BP Oil Award_ Copper, Screw, Pitch, Wood_ 3in X 5in X 3in_ Fall 2014
(This is a fictional story based on the 2010 BP oil spill disaster)
On April 20, 2010 there was an explosion on the BP Deepwater Horizon drilling rig in the Gulf of Mexico. The initial oilrig explosion killed 11 people and injured 17 others. More than 200 million gallons of crude oil was pumped into the Gulf of Mexico for a total of 87 days, making it the biggest oil spill in U.S. history. BP is responsible for close to $40 billion in fines, cleanup costs, and settlements as a result of the oil spill, with an additional $16 billion due to the Clean Water Act. Among the many factors that lead to this disaster, the main cause of the explosion was due to a malfunctioning blowout prevention valve that would have prevented the initial explosion.

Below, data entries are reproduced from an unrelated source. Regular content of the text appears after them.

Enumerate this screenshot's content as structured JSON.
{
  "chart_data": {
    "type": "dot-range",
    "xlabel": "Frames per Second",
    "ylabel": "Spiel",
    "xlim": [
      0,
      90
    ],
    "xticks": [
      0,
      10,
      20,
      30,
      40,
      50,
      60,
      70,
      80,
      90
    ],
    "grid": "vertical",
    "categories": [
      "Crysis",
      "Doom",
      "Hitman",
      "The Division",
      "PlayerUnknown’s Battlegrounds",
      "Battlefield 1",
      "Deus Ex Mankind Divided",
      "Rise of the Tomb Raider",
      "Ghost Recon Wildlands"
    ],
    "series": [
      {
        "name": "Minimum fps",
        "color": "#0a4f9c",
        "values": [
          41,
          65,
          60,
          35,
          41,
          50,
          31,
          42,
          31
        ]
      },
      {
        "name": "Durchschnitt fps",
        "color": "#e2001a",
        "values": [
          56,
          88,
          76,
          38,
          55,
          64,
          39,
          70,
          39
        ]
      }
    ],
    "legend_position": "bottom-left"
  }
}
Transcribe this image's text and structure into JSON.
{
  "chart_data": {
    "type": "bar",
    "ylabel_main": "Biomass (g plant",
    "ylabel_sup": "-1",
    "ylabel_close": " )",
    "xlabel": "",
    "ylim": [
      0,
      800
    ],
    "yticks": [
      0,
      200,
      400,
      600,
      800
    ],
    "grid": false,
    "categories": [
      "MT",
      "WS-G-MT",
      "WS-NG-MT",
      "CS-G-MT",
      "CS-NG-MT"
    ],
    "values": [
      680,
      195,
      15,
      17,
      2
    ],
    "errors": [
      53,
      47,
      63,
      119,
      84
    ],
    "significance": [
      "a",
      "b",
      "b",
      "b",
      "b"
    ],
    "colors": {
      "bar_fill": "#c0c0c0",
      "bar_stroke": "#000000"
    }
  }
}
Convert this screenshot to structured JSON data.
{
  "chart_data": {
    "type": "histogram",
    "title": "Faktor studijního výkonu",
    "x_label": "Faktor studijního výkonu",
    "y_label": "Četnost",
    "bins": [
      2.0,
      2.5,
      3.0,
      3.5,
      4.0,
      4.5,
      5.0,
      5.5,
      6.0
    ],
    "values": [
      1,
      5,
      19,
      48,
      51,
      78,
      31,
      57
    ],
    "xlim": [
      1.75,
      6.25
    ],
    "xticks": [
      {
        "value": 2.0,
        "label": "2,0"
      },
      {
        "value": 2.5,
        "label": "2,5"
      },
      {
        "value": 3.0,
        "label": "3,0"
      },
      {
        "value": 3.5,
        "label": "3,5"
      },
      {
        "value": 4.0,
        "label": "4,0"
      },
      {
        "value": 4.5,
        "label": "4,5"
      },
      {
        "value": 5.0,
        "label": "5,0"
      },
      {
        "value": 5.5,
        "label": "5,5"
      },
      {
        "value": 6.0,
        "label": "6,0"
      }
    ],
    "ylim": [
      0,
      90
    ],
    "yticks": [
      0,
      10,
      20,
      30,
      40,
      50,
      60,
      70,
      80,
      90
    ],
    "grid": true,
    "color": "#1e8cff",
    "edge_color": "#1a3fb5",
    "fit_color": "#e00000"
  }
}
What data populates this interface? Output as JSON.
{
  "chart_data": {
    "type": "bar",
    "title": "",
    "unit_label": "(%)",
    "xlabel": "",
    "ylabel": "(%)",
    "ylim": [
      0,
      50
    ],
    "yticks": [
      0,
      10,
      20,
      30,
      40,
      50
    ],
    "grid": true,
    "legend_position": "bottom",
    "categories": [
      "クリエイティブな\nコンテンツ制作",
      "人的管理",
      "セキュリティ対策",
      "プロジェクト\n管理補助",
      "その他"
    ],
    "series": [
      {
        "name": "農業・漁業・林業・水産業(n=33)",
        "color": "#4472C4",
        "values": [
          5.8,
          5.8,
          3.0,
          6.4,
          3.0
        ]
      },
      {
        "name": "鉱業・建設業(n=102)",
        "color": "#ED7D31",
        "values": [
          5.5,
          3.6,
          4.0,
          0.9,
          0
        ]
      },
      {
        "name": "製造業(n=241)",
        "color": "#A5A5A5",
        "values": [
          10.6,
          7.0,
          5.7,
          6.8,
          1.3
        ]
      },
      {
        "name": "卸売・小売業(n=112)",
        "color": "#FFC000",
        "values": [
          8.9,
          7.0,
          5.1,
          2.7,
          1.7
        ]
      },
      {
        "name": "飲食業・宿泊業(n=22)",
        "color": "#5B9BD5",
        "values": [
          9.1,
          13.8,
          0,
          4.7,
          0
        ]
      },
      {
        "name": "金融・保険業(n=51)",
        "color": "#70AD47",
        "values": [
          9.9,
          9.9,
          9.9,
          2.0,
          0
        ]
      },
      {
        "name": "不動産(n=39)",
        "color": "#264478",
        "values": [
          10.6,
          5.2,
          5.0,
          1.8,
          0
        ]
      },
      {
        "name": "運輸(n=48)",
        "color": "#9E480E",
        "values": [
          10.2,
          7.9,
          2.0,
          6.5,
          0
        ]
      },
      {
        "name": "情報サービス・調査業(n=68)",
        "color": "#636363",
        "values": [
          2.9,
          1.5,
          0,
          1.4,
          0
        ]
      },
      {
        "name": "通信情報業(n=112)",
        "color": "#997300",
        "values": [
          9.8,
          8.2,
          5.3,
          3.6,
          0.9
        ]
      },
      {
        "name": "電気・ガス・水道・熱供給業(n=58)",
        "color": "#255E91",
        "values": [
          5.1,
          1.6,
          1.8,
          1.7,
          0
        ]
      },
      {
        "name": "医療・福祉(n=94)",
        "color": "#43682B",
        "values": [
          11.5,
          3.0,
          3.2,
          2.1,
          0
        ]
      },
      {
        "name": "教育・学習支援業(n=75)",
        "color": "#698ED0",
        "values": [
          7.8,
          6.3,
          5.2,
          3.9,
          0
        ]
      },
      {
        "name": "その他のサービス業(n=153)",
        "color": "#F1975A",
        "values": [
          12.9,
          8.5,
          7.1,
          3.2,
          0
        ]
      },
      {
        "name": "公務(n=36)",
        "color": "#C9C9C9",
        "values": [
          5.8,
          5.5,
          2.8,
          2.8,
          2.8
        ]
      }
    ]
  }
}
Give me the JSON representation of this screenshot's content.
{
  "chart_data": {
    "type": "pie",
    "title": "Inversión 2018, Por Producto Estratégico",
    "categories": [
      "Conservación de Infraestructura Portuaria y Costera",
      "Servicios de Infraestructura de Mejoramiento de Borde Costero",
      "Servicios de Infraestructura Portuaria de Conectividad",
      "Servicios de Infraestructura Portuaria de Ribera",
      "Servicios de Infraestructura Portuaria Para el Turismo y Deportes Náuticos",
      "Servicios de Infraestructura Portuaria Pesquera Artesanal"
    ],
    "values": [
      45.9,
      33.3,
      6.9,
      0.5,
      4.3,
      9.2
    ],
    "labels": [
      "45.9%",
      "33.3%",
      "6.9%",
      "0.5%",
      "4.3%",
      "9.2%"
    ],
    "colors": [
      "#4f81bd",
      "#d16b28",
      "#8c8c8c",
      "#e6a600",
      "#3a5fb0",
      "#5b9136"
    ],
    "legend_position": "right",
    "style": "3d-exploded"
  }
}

About 8 minutes before the explosion, a mixture of mud and gas began pouring onto the floor of the rig. The crew immediately attempted to close a valve in a device called the blowout preventer, which sits on the ocean floor over the top of the well borehole. When the valve did not close the ending result was an explosion that traveled up the drill and spread throughout the rig until it was fully engulfed in flames and eventually sank into the ocean.
Tony Hayward, the CEO of BP, commented that the disaster was a freak accident that could not have been predicted; this however is a lie. One week before the valve was installed, the head mechanic who over saw and worked on the valve desperately tried to contacted BP mechanics, management, and even the CEO to recall the mechanism. He had found that after the valve was assembled there was a single screw left behind. Although a single screw may seem insignificant, every part of the mechanism serves a vital role in its function. After sending appeals and continuously trying to contact BP about the issue, all his efforts fell on deaf ears.
On the morning of April 20, the mechanic turned on the news during his daily routine only to find that the head story was about an explosion on a BP oilrig. He instantly knew what the cause was and in a state of anger and frustration he began making an award for the CEO of BP, the last person he contacted before the disaster. On this award he included the missing screw that caused to problem. The next morning Tony Hayward found the award on his desk with a simple note that said “Congratulations".